If you live in Portland and enjoy weed, you're in luck: We're currently experiencing a massive statewide cannabis surplus. Prices are falling, and there's no bottom in sight.
It's estimated that Oregon now produces three times more cannabis than its regulated adult-use market consumes in a given year. And the bubble only inflates as more and more speculative cash goes online. Presently, the Oregon Liquor Control Commission has issued 912 producer licenses, while an additional 1,107 await approval.
This means more grow operations will be launching amid an already flooded market—one best characterized by desperate and yet-to-profit farms competing with other desperate and yet-to-profit farms, and by growers slashing wholesale rates to the bone and sacrificing margins to meet bare operational costs.
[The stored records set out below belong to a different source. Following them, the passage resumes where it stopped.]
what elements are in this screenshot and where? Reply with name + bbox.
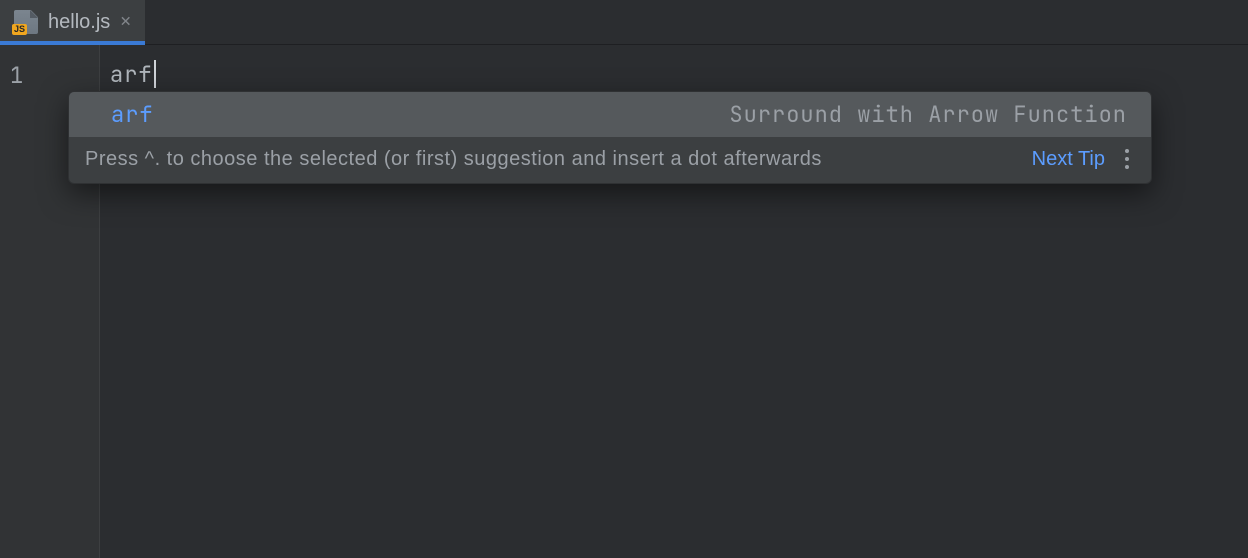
completion-item-label: arf — [111, 100, 154, 129]
tab-label: hello.js — [48, 11, 110, 34]
completion-item[interactable]: arf Surround with Arrow Function — [69, 92, 1151, 137]
next-tip-link[interactable]: Next Tip — [1032, 148, 1105, 171]
completion-item-description: Surround with Arrow Function — [729, 100, 1127, 129]
javascript-file-icon: JS — [14, 10, 38, 34]
line-number: 1 — [0, 57, 100, 90]
tab-bar: JS hello.js ✕ — [0, 0, 1248, 45]
more-options-icon[interactable] — [1121, 145, 1133, 173]
completion-footer: Press ^. to choose the selected (or firs… — [69, 137, 1151, 183]
code-text: arf — [110, 60, 153, 89]
tab-hello-js[interactable]: JS hello.js ✕ — [0, 0, 145, 44]
code-area[interactable]: arf arf Surround with Arrow Function Pre… — [100, 45, 1248, 558]
text-caret — [154, 60, 156, 88]
close-icon[interactable]: ✕ — [120, 13, 131, 31]
code-line-1[interactable]: arf — [110, 57, 1248, 91]
completion-popup: arf Surround with Arrow Function Press ^… — [68, 91, 1152, 184]
editor: 1 arf arf Surround with Arrow Function P… — [0, 45, 1248, 558]
completion-hint: Press ^. to choose the selected (or firs… — [85, 148, 1016, 171]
According to a recent report in Marijuana Business Daily, wholesale prices for raw, extract materials—post-harvest trim, B-grade buds and other lesser-quality flowers, the kind of stuff that's commonly used to make the concentrates that fill inexpensive, disposable vape cartridges—have fallen to as low as $50 a pound.
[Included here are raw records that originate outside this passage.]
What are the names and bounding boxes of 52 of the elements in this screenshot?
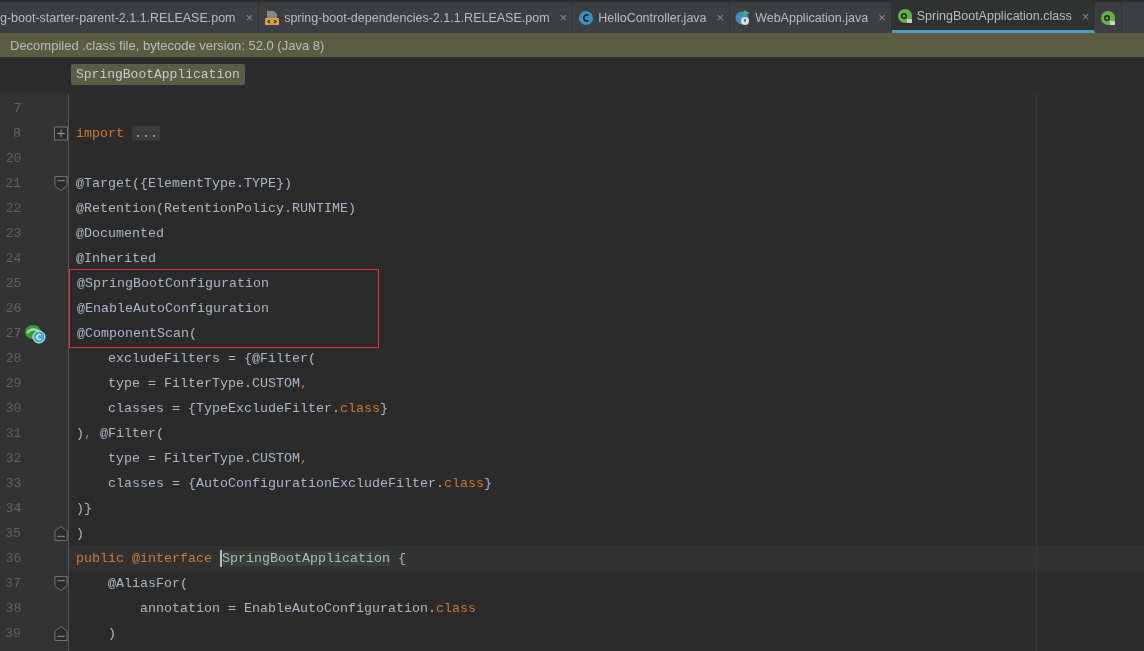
file-icon <box>264 9 281 26</box>
code-token: ) <box>107 626 116 641</box>
annotation-icon <box>896 8 913 24</box>
code-token: class <box>435 601 476 616</box>
code-token: @Retention(RetentionPolicy.RUNTIME) <box>76 201 356 216</box>
spring-bean-icon[interactable] <box>24 323 46 344</box>
code-token: @ComponentScan( <box>77 326 197 341</box>
runnable-class-icon <box>735 9 752 26</box>
collapse-fold-icon[interactable] <box>54 576 68 591</box>
code-token: ) <box>76 526 84 541</box>
decompiled-notice: Decompiled .class file, bytecode version: 52.0 (Java 8) <box>10 37 325 53</box>
code-token: public @interface <box>76 551 212 566</box>
code-token: class <box>443 476 484 491</box>
code-token: @Inherited <box>76 251 156 266</box>
breadcrumb-item[interactable]: SpringBootApplication <box>71 64 245 85</box>
code-token: classes = {TypeExcludeFilter. <box>107 401 340 416</box>
code-token: @AliasFor( <box>107 576 188 591</box>
text-cursor <box>220 550 222 567</box>
code-token: SpringBootApplication <box>222 551 390 566</box>
code-token: )} <box>76 501 92 516</box>
code-token: annotation = EnableAutoConfiguration. <box>139 601 436 616</box>
code-token: ... <box>132 126 160 141</box>
code-token: ) <box>76 426 84 441</box>
collapse-fold-icon[interactable] <box>54 176 68 191</box>
fold-end-icon[interactable] <box>54 626 68 641</box>
code-token: class <box>339 401 380 416</box>
code-token: , <box>299 376 308 391</box>
code-token: @Filter( <box>99 426 164 441</box>
code-token: excludeFilters = {@Filter( <box>107 351 316 366</box>
code-token: } <box>483 476 492 491</box>
code-token: @Documented <box>76 226 164 241</box>
editor-tab[interactable]: SpringBootApplication.class × <box>891 2 1096 33</box>
code-token: { <box>396 551 406 566</box>
close-tab-button[interactable]: × <box>245 10 254 25</box>
code-token: , <box>299 451 308 466</box>
code-token: type = FilterType.CUSTOM <box>107 451 300 466</box>
close-tab-button[interactable]: × <box>716 10 725 25</box>
close-tab-button[interactable]: × <box>559 10 568 25</box>
code-token: type = FilterType.CUSTOM <box>107 376 300 391</box>
code-token: @Target({ElementType.TYPE}) <box>76 176 292 191</box>
code-token: } <box>379 401 388 416</box>
code-token: , <box>84 426 92 441</box>
code-token: @EnableAutoConfiguration <box>77 301 269 316</box>
class-icon <box>578 9 595 26</box>
code-token: classes = {AutoConfigurationExcludeFilter. <box>107 476 444 491</box>
close-tab-button[interactable]: × <box>1081 8 1090 24</box>
annotation-icon <box>1100 9 1117 26</box>
close-tab-button[interactable]: × <box>878 10 886 25</box>
code-token: @SpringBootConfiguration <box>77 276 269 291</box>
code-token: import <box>76 126 124 141</box>
fold-end-icon[interactable] <box>54 526 68 541</box>
expand-fold-icon[interactable] <box>54 126 68 141</box>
This means that not only will flower prices bottom out in the coming months and years, but we'll probably see dramatic price reductions on concentrates and edibles as the oversupply is transmuted into more shelf-stable products.
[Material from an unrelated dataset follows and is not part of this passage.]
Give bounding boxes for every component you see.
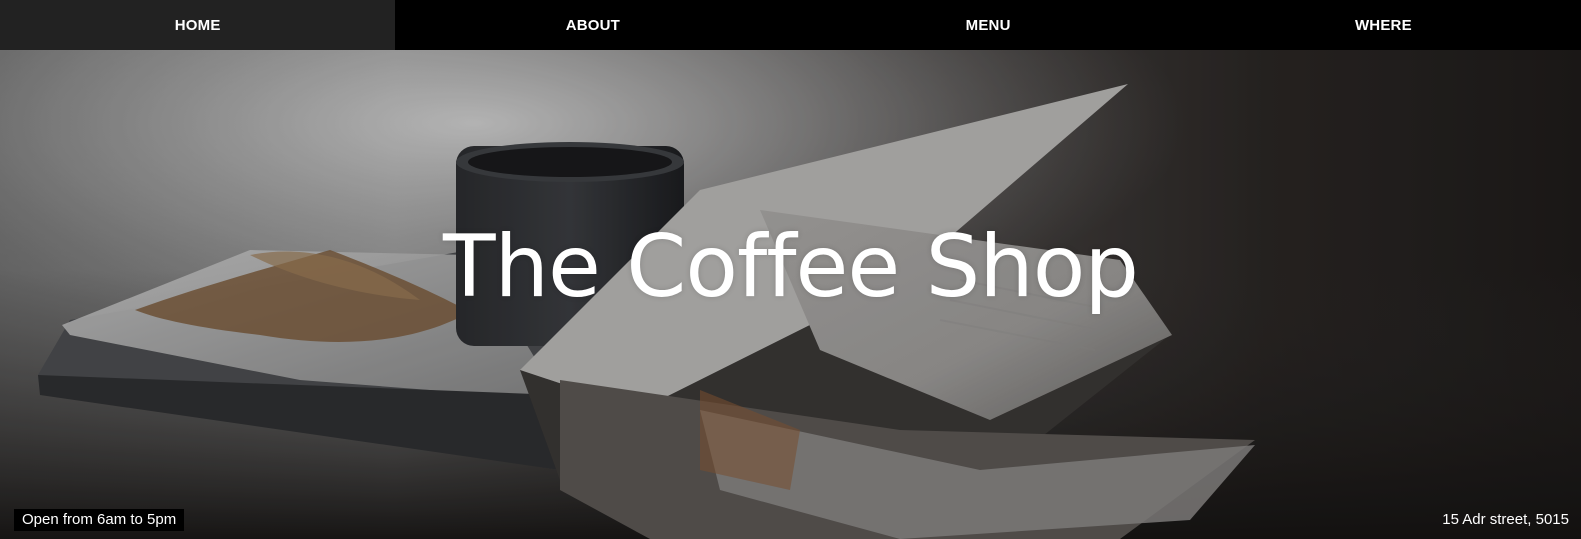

To be clear, though, we're not applauding the current state of the industry—a lot of people stand to lose a lot of money—but one person's flaming investment is another person's smoke, smoke that consumers will be enjoying for unprecedented low prices until the market levels out.
And as state lawmakers grapple with how to best address the oversupply—reducing canopy sizes, capping the number of producer licenses the OLCC may award, establishing regulatory mechanisms for interstate cannabis trade, etc.—there's no telling when that leveling out might happen.